(Analysis by Brian Dean)

Look at the input array lined up against itself sorted, and imagine that we draw a line between position i and i+1:

Input array A:  1   8   5  |  3   2
Sorted version: 1   2   3  |  5   8
i    i+1


Let $M_i$ be the number of elements that appear left of this line in $A$ but right of the line in sort($A$); equivalently, this is the same as the number of elements right of the line in $A$ but left of the line in sort($A$). In some sense, $M_i$ tells the amount of "flow" that needs to cross the line in either direction in order to sort $A$.

We claim that each $M_i$ is a lower bound on the answer, and that moreover the the maximum of the $M_i$'s is the answer (or 1 pass, as a special case, if all $M_i$'s are zero due to the array already being sorted). In short, this is because each iteration of the bi-directed bubble sort "corrects" one of the $M_i$ units of imbalance for the line between positions $i$ and $i+1$ by dragging one element that needs to go from left to right and then dragging one element that needs to go from right to left. After $M_i$ iterations, the elements up to position $i$ will therefore all be no more than the elements in positions $i+1$ onward. If we run a number of iterations equal to the maximum of the $M_i$'s, the array will be correctly "partitioned" this way at every single possible location, which implies it must be sorted (if it weren't sorted, there would be some location $i$ where $A[i] > A[i+1]$, contradicting the fact that the array is correctly partitioned between positions $i$ and $i+1$).

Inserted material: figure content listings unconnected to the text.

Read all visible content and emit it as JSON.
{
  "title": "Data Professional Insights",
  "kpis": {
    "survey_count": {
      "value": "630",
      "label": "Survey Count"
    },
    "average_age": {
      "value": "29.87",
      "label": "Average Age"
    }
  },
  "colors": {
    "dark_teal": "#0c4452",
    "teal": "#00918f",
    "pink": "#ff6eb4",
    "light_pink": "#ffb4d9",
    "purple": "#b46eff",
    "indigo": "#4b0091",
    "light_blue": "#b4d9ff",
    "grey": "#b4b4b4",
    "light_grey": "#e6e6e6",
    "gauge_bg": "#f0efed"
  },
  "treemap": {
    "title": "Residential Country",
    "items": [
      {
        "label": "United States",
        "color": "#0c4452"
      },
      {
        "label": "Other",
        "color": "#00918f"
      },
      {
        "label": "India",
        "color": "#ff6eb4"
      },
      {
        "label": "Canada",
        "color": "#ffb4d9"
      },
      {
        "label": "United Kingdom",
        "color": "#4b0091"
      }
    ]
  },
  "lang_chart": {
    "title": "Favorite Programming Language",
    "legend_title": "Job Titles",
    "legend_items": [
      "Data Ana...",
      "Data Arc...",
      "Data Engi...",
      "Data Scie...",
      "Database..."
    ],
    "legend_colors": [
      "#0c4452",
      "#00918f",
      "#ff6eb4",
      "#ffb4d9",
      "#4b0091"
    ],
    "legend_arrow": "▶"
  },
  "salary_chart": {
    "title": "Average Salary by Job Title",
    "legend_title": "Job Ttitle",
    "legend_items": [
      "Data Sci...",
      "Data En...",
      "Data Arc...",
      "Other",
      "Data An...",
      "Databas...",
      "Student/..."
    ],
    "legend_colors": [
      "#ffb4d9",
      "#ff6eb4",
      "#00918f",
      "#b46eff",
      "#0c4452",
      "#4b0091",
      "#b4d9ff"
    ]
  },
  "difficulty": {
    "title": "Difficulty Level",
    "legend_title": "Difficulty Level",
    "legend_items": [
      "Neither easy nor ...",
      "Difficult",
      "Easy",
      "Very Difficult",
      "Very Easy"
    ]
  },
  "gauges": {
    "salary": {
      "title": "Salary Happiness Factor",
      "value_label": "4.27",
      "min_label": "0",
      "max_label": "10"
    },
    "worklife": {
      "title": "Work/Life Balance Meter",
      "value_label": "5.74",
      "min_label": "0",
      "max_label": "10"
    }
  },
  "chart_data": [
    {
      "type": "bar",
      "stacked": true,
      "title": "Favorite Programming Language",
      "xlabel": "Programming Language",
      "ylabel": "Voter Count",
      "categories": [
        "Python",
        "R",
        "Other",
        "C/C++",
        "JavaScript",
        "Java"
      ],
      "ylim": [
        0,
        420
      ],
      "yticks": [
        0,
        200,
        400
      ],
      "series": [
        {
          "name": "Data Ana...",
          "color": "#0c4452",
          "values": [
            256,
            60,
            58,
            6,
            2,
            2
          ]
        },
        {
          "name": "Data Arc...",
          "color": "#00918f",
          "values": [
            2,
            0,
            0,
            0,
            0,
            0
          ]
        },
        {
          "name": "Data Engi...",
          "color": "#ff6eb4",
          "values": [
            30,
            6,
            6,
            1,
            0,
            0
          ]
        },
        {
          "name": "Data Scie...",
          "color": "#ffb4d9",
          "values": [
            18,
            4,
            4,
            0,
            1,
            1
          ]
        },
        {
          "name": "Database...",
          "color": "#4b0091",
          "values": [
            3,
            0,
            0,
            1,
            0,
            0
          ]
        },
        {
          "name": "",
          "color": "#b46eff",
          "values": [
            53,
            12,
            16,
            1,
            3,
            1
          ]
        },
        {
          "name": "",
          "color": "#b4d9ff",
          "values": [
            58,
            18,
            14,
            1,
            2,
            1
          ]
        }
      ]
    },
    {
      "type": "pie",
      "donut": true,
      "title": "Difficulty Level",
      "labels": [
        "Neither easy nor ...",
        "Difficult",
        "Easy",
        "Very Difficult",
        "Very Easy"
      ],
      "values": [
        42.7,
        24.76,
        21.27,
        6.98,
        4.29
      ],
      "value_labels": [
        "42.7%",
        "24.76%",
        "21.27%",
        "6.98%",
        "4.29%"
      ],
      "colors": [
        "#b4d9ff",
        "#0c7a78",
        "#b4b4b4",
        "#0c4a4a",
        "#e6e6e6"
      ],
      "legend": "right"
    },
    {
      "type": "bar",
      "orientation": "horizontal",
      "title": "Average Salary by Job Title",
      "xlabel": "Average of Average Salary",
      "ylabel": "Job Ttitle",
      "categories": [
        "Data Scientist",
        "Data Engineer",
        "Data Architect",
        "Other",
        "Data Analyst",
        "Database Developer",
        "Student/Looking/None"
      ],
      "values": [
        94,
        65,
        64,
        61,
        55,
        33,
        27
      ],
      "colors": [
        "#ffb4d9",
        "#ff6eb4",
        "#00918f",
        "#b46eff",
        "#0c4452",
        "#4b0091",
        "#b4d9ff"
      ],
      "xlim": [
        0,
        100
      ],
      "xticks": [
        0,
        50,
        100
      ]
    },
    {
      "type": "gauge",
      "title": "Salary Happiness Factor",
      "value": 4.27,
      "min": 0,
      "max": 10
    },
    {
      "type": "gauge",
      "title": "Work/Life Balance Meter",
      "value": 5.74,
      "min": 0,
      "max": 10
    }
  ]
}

We can compute all the $M_i$'s using a binary indexed tree. In my code below, we scan through sort($A$) and at each position $i$ we count the number of elements up to position $i$ in the original array that have not yet been seen -- this gives the value of $M_i$.

#include <iostream>
#include <algorithm>
using namespace std;

int N, B[100001];
pair<int,int> A[100001];

// Concise implementation of a binary indexed tree
void modify(int j) { for (; j<=N; j+=(j&-j)) B[j]++; }
int prefix_sum(int j) { int sum = 0; for (; j>0; j-=(j&-j)) sum += B[j]; return sum; }

int main(void)
{
cin >> N;
for (int i=1; i<=N; i++) {
int x;
cin >> x;
A[i] = make_pair(x, i);
}
sort (A+1, A+N+1);
for (int i=1; i<=N-1; i++) {
modify(A[i].second);